RE: The Weekly Turni- Issue 71

Well look, what can I tell you about Venezuela. Here the salaries of the public employees are less than $ 2 monthly and they adorn it with some monthly bonus, being able to reach maybe 10 or in the $20 in good cases. How do you see that? Who lives on $2. Families have to work miracles to survive. That is why many prefer to do anything on their own.

The national currency is the Bolivar but the country is dollarized. Public companies pay in bolivars and private companies pay in dollars and everything in business is in dollars.

The gardener and the cleaning lady are paid in dollars. Many have had great entrepreneurial ideas and have done well. The economy is crazy, although the situation has improved a lot. At one time you could not get basic necessities. You had to stand in line to buy some of them and sometimes you couldn't get them. You had to import those products from other countries. Now you can get everything for some time, now you can get everything and you can choose, which you couldn't do years ago.

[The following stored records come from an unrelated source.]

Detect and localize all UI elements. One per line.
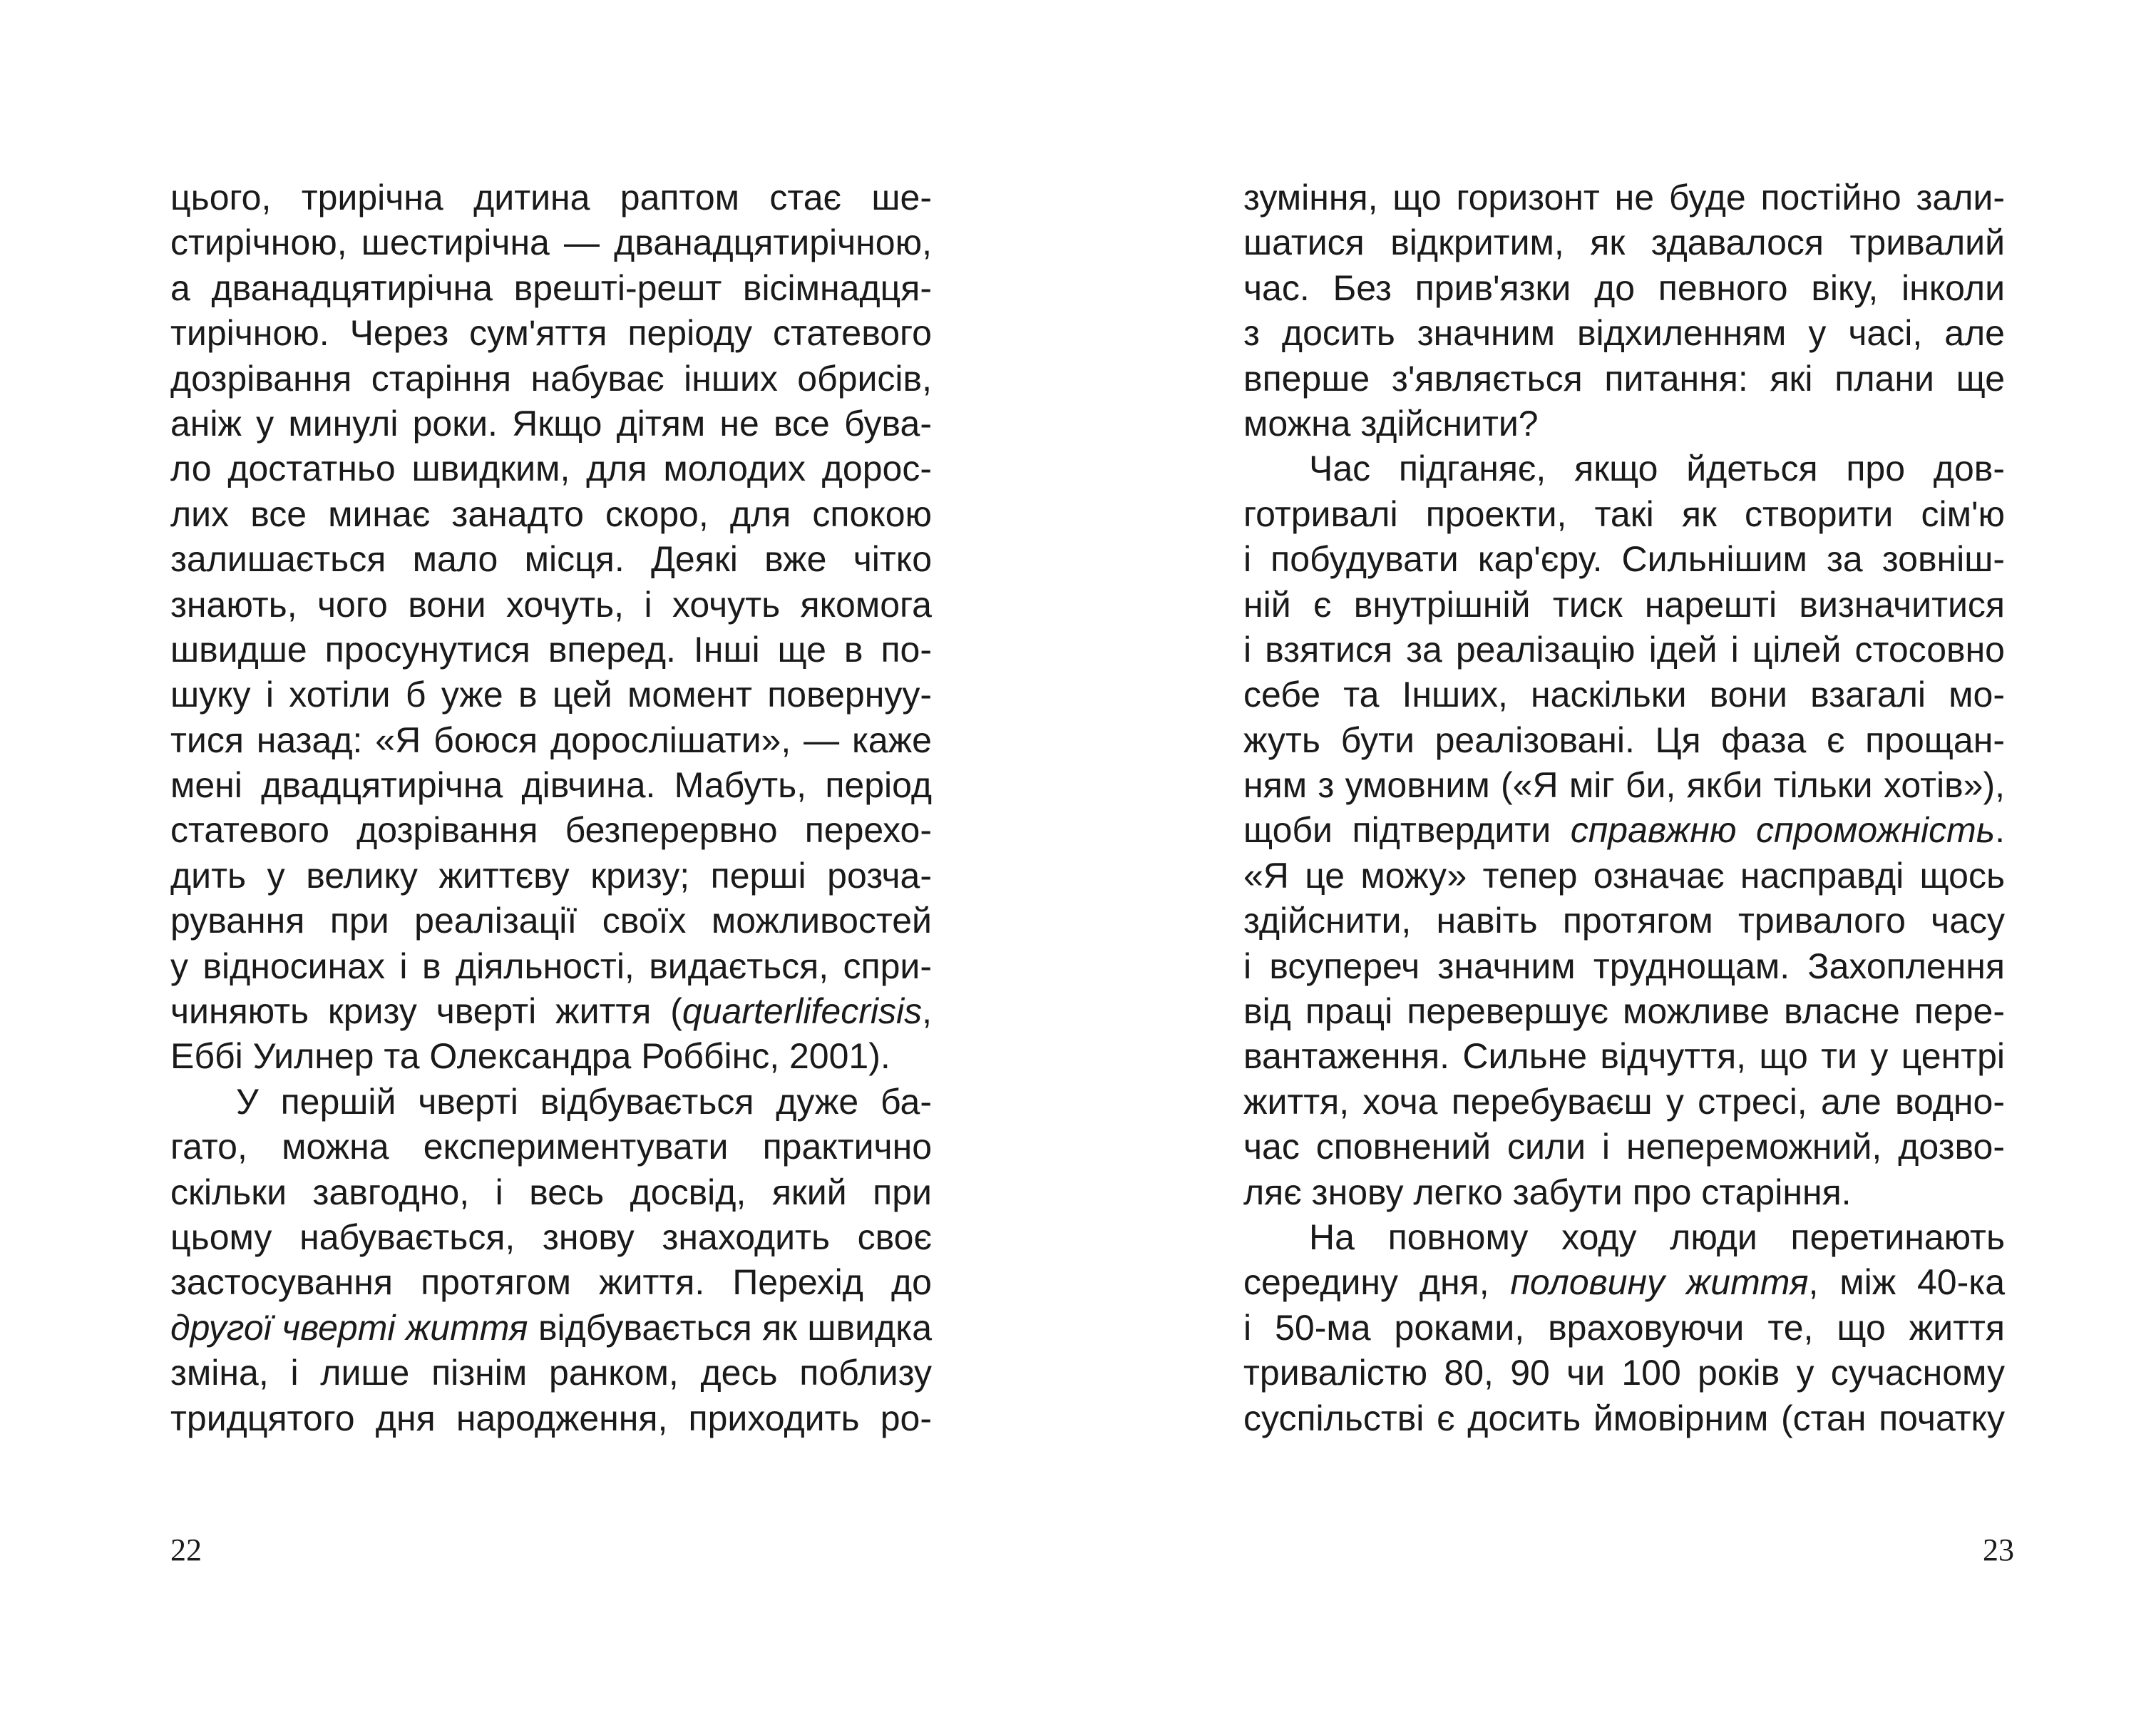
text-line xyxy=(1243,266,2005,311)
text-line xyxy=(170,989,932,1034)
text-line xyxy=(170,1034,932,1079)
text-line xyxy=(1243,1170,2005,1215)
text-run: готривалі проекти, такі як створити сім'ю xyxy=(1243,493,2005,534)
text-line xyxy=(170,1080,932,1125)
text-line xyxy=(1243,357,2005,401)
text-run: себе та Інших, наскільки вони взагалі мо- xyxy=(1243,675,2005,715)
text-run: дозрівання старіння набуває інших обрисів, xyxy=(170,358,932,399)
text-run: від праці перевершує можливе власне пере- xyxy=(1243,991,2005,1032)
text-line xyxy=(1243,989,2005,1034)
text-run: з досить значним відхиленням у часі, але xyxy=(1243,313,2005,354)
text-line xyxy=(170,446,932,491)
text-run: тися назад: «Я боюся дорослішати», — каже xyxy=(170,720,932,760)
text-line xyxy=(170,1306,932,1351)
text-line xyxy=(1243,763,2005,808)
text-line xyxy=(1243,537,2005,582)
text-line xyxy=(1243,1260,2005,1305)
page-number-right: 23 xyxy=(1983,1532,2014,1567)
left-page-text xyxy=(170,175,932,1441)
text-line xyxy=(1243,401,2005,446)
text-run: мені двадцятирічна дівчина. Мабуть, період xyxy=(170,765,932,806)
text-run: і 50-ма роками, враховуючи те, що життя xyxy=(1243,1307,2005,1348)
text-line xyxy=(1243,718,2005,763)
text-line xyxy=(170,1260,932,1305)
text-line xyxy=(1243,672,2005,717)
text-line xyxy=(1243,854,2005,898)
text-line xyxy=(170,628,932,672)
text-line xyxy=(1243,944,2005,989)
text-line xyxy=(1243,1034,2005,1079)
text-line xyxy=(170,1215,932,1260)
text-line xyxy=(170,583,932,628)
text-run: у відносинах і в діяльності, видається, спри- xyxy=(170,946,932,986)
text-run: У першій чверті відбувається дуже ба- xyxy=(236,1081,932,1122)
text-run: можна здійснити? xyxy=(1243,403,1539,444)
text-line xyxy=(170,220,932,265)
text-run: тридцятого дня народження, приходить ро- xyxy=(170,1398,932,1438)
text-run: ній є внутрішній тиск нарешті визначитися xyxy=(1243,584,2005,625)
text-run: аніж у минулі роки. Якщо дітям не все бува- xyxy=(170,403,932,444)
text-run: ням з умовним («Я міг би, якби тільки хотів»), xyxy=(1243,765,2005,806)
text-run: гато, можна експериментувати практично xyxy=(170,1127,932,1167)
text-run: шуку і хотіли б уже в цей момент повернуу- xyxy=(170,675,932,715)
emphasis-run: quarterlifecrisis xyxy=(682,991,923,1032)
text-line xyxy=(1243,583,2005,628)
text-run: а дванадцятирічна врешті-решт вісімнадця- xyxy=(170,267,932,308)
text-run: зміна, і лише пізнім ранком, десь поблизу xyxy=(170,1353,932,1393)
text-line xyxy=(170,1170,932,1215)
text-line xyxy=(170,311,932,356)
text-run: швидше просунутися вперед. Інші ще в по- xyxy=(170,629,932,670)
text-line xyxy=(170,718,932,763)
text-line xyxy=(170,763,932,808)
text-line xyxy=(170,266,932,311)
emphasis-run: другої чверті життя xyxy=(170,1307,528,1348)
text-line xyxy=(1243,175,2005,220)
text-run: здійснити, навіть протягом тривалого часу xyxy=(1243,901,2005,941)
text-run: і побудувати кар'єру. Сильнішим за зовніш- xyxy=(1243,539,2005,580)
text-run: Еббі Уилнер та Олександра Роббінс, 2001). xyxy=(170,1036,890,1077)
text-run: стирічною, шестирічна — дванадцятирічною, xyxy=(170,222,932,263)
text-run: вантаження. Сильне відчуття, що ти у центрі xyxy=(1243,1036,2005,1077)
text-run: вперше з'являється питання: які плани ще xyxy=(1243,358,2005,399)
text-run: , між 40-ка xyxy=(1808,1262,2006,1303)
text-line xyxy=(1243,628,2005,672)
text-run: «Я це можу» тепер означає насправді щось xyxy=(1243,855,2005,896)
text-line xyxy=(170,898,932,943)
text-run: тирічною. Через сум'яття періоду статевого xyxy=(170,313,932,354)
right-page xyxy=(1078,0,2156,1710)
text-line xyxy=(1243,311,2005,356)
text-run: суспільстві є досить ймовірним (стан початку xyxy=(1243,1398,2005,1438)
text-line xyxy=(170,492,932,537)
text-run: , xyxy=(922,991,932,1032)
text-line xyxy=(170,401,932,446)
text-line xyxy=(170,854,932,898)
text-run: ляє знову легко забути про старіння. xyxy=(1243,1172,1852,1212)
text-line xyxy=(1243,808,2005,853)
text-run: . xyxy=(1995,810,2005,851)
text-line xyxy=(1243,220,2005,265)
text-run: жуть бути реалізовані. Ця фаза є прощан- xyxy=(1243,720,2005,760)
text-run: скільки завгодно, і весь досвід, який при xyxy=(170,1172,932,1212)
emphasis-run: справжню спроможність xyxy=(1570,810,1996,851)
page-number-left: 22 xyxy=(170,1532,202,1567)
text-line xyxy=(1243,1080,2005,1125)
text-run: цього, трирічна дитина раптом стає ше- xyxy=(170,178,932,217)
text-run: середину дня, xyxy=(1243,1262,1511,1303)
text-run: лих все минає занадто скоро, для спокою xyxy=(170,493,932,534)
text-line xyxy=(170,1396,932,1441)
text-line xyxy=(1243,1125,2005,1169)
text-run: час сповнений сили і непереможний, дозво- xyxy=(1243,1127,2005,1167)
text-line xyxy=(1243,1351,2005,1396)
text-run: дить у велику життєву кризу; перші розча- xyxy=(170,855,932,896)
text-run: Час підганяє, якщо йдеться про дов- xyxy=(1309,449,2005,489)
text-run: статевого дозрівання безперервно перехо- xyxy=(170,810,932,851)
text-line xyxy=(1243,1396,2005,1441)
text-line xyxy=(170,1125,932,1169)
text-line xyxy=(170,1351,932,1396)
emphasis-run: половину життя xyxy=(1510,1262,1809,1303)
text-run: чиняють кризу чверті життя ( xyxy=(170,991,682,1032)
text-run: тривалістю 80, 90 чи 100 років у сучасному xyxy=(1243,1353,2005,1393)
text-line xyxy=(170,944,932,989)
text-line xyxy=(170,808,932,853)
text-line xyxy=(1243,492,2005,537)
text-run: залишається мало місця. Деякі вже чітко xyxy=(170,539,932,580)
text-run: рування при реалізації своїх можливостей xyxy=(170,901,932,941)
text-run: застосування протягом життя. Перехід до xyxy=(170,1262,932,1303)
text-run: і всупереч значним труднощам. Захоплення xyxy=(1243,946,2005,986)
text-line xyxy=(170,672,932,717)
text-run: щоби підтвердити xyxy=(1243,810,1571,851)
text-line xyxy=(1243,1306,2005,1351)
text-run: шатися відкритим, як здавалося тривалий xyxy=(1243,222,2005,263)
text-run: знають, чого вони хочуть, і хочуть якомога xyxy=(170,584,932,625)
text-run: На повному ходу люди перетинають xyxy=(1309,1217,2005,1257)
text-run: і взятися за реалізацію ідей і цілей стосовно xyxy=(1243,629,2005,670)
text-run: ло достатньо швидким, для молодих дорос- xyxy=(170,449,932,489)
text-line xyxy=(170,175,932,220)
text-run: відбувається як швидка xyxy=(528,1307,932,1348)
text-run: життя, хоча перебуваєш у стресі, але водно- xyxy=(1243,1081,2005,1122)
text-line xyxy=(1243,1215,2005,1260)
text-run: зуміння, що горизонт не буде постійно зали- xyxy=(1243,178,2005,217)
text-line xyxy=(1243,446,2005,491)
text-run: час. Без прив'язки до певного віку, інколи xyxy=(1243,267,2005,308)
text-line xyxy=(1243,898,2005,943)
text-run: цьому набувається, знову знаходить своє xyxy=(170,1217,932,1257)
text-line xyxy=(170,537,932,582)
right-page-text xyxy=(1243,175,2005,1441)
text-line xyxy=(170,357,932,401)
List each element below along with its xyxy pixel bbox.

But for a large part of the population, many things are out of reach. The consumption of proteins has decreased too much, in some families it is almost extinct.

There was no gasoline during the whole time of the pandemic, these days the situation has improved. Many have not been able to keep their cars and have had to sell them, because it is so expensive.

All that on the one hand, on the other hand there are families that still live well. Everything is very unequal.

But the Venezuelan is a warrior and very intelligent and has found a way to keep going and has never lost his sense of humor.